Ich kann mich schon gar nicht mehr empören. Empörung bedeutet ja, an jemandes Moral zu appellieren. Das tut man, solange man die Vermutung hat, jemand hätte eine solche und diese im Moment nur nicht befragt.
.
Aber im Zeitalter von Guantanamo und NSA weiss ich wirklich nicht mehr, was einen, sagen wir, Lammert oder Steinmeier von einem KGB-Spion unterscheided. Nach mener jetzigen faktengestützten Einschätzung würden die alle ohne mit der Wimper zu zucken über 300 Tote gehen.
.
Nicht vergessen, das Böse ist banal.

... link  

 
Es ist alles so unendlich widerlich.

... link  

 
Vermutlich haben es die meisten schon gelesen, aber ich verlinke trotzdem den Artikel von Bröckers auf Telepolis: http://www.heise.de/tp/artikel/42/42386/1.html
Der bringt eigentlich auf den Punkt, wie man zur Zeit mit "Informationen" umzugehen hat.
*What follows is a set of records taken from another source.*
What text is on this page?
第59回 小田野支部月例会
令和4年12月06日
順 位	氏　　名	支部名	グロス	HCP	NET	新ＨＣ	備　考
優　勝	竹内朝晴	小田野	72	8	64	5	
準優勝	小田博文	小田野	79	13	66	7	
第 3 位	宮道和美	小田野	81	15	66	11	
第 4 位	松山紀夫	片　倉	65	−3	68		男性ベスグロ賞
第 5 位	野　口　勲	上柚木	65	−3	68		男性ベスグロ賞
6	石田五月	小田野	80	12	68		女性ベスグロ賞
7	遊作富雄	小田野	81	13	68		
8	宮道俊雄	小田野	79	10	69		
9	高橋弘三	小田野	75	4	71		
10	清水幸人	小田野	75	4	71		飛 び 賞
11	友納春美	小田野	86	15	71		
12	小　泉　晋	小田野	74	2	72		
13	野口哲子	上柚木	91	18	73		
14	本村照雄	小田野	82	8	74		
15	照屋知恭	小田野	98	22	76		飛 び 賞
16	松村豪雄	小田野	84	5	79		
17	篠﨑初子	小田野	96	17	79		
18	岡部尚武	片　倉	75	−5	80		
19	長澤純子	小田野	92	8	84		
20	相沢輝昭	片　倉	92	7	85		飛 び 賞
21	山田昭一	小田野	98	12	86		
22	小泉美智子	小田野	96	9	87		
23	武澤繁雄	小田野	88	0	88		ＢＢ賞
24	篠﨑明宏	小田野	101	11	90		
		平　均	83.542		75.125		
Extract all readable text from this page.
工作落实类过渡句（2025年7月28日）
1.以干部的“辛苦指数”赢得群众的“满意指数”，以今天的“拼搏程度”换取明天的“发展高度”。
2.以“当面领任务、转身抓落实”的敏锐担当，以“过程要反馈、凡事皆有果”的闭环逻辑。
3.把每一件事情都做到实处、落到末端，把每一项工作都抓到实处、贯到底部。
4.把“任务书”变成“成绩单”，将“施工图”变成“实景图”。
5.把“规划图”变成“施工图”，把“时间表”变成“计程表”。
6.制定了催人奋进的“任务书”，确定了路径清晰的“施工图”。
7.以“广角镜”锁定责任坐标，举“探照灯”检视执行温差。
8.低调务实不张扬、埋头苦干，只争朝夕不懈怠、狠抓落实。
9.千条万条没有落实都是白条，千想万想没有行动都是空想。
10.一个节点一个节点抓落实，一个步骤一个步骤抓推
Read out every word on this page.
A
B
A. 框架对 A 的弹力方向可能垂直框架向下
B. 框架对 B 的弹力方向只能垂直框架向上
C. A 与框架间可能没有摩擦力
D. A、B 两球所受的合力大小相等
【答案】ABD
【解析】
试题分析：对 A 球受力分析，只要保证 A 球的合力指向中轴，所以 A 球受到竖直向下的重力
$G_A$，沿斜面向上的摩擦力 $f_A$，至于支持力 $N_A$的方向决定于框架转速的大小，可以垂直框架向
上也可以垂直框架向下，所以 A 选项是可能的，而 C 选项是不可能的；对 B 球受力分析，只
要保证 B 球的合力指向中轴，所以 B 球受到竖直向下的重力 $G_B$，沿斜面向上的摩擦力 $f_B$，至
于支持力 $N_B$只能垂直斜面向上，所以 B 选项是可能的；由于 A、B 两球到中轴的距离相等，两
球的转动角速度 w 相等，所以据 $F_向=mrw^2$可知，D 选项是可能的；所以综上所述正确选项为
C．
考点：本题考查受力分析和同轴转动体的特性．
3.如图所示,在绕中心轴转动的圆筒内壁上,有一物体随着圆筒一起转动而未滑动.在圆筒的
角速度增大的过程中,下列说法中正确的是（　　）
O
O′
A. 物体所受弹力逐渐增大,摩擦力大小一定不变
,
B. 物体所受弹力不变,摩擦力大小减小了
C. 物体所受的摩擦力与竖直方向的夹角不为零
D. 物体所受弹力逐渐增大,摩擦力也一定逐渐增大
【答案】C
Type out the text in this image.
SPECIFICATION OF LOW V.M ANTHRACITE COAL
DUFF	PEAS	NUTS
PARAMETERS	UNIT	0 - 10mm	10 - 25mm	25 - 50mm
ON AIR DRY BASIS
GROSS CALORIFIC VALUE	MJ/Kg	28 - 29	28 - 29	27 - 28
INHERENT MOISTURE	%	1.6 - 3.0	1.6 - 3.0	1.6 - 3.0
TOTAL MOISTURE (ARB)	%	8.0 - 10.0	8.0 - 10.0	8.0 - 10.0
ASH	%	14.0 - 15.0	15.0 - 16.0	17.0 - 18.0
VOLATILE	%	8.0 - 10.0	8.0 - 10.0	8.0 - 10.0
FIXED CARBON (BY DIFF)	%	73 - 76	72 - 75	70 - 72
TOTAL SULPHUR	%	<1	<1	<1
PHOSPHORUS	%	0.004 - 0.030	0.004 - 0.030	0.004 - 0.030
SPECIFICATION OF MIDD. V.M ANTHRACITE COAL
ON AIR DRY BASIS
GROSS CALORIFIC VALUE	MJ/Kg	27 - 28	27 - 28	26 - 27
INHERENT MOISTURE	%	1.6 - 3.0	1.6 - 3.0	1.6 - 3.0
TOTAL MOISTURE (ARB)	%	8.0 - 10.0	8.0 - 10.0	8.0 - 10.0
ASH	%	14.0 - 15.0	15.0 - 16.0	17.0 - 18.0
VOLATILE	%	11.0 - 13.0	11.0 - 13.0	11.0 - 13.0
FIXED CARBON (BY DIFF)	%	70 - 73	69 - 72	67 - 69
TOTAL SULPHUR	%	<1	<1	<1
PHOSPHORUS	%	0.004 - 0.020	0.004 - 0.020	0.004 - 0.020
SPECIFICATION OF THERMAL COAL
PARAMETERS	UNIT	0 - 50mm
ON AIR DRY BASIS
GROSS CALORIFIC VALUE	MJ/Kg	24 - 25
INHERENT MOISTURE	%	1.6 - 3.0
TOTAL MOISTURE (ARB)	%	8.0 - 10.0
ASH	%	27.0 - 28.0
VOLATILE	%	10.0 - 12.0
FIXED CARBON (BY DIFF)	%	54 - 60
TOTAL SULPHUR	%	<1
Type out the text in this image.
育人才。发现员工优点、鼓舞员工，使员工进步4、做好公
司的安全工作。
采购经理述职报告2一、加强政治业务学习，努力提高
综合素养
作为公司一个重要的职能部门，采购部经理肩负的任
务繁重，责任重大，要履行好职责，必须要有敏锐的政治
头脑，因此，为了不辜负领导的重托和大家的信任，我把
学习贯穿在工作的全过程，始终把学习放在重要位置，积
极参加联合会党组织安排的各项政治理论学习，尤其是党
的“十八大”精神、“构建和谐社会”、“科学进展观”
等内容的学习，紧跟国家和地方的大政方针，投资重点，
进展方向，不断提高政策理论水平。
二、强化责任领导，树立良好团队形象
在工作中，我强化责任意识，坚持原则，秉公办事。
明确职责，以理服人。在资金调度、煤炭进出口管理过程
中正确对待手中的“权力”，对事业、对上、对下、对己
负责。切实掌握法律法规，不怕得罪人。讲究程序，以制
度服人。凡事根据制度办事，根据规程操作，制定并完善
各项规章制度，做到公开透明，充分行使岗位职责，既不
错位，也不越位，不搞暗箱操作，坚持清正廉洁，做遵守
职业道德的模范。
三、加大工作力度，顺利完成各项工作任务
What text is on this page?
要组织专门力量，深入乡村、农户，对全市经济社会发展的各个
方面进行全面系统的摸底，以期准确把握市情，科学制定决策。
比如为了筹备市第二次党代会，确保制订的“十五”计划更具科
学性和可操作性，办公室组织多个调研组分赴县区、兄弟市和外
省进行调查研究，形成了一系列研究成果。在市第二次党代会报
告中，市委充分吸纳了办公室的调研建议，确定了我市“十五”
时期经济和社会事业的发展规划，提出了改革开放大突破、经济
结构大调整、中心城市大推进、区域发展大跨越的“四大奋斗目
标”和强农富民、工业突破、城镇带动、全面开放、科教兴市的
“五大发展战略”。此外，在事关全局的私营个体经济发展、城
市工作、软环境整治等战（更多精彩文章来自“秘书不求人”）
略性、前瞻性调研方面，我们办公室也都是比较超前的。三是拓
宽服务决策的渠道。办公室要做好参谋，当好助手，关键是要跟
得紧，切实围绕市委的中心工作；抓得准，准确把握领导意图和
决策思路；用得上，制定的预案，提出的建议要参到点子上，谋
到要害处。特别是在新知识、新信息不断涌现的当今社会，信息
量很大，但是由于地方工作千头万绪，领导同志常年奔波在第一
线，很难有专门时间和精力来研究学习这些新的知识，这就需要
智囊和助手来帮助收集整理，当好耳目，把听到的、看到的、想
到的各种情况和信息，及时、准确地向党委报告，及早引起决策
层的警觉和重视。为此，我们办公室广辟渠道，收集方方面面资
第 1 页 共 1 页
Dann muss man auch nicht mehr kritisches Hinterfragen mit Verständniseifer verwechseln, es sei denn, man ichwillichwillichwill das unbedingt. Mei.

... link  

 
Unter den Talaren der Muff von 1000 Jahren..."
Verarbeiten von all dem, was da rundherum abläuft, ist ohne innere Radikalisierung und/oder Schadennehmen kaum mehr möglich.

Ich frage mich aber immer öfter, was ist von der ganzen 68er - Bewegung übriggeblieben, hier in Europa wie in den USA, wofür sind wir damals auf die Strassen gegangen, haben gegen Pershing II demonstriert etc. p.p., wofür sind in Amiland gegen Vietnam und sonstwas demonstrierende Studenten im Kugelhagel der Polizei gestorben?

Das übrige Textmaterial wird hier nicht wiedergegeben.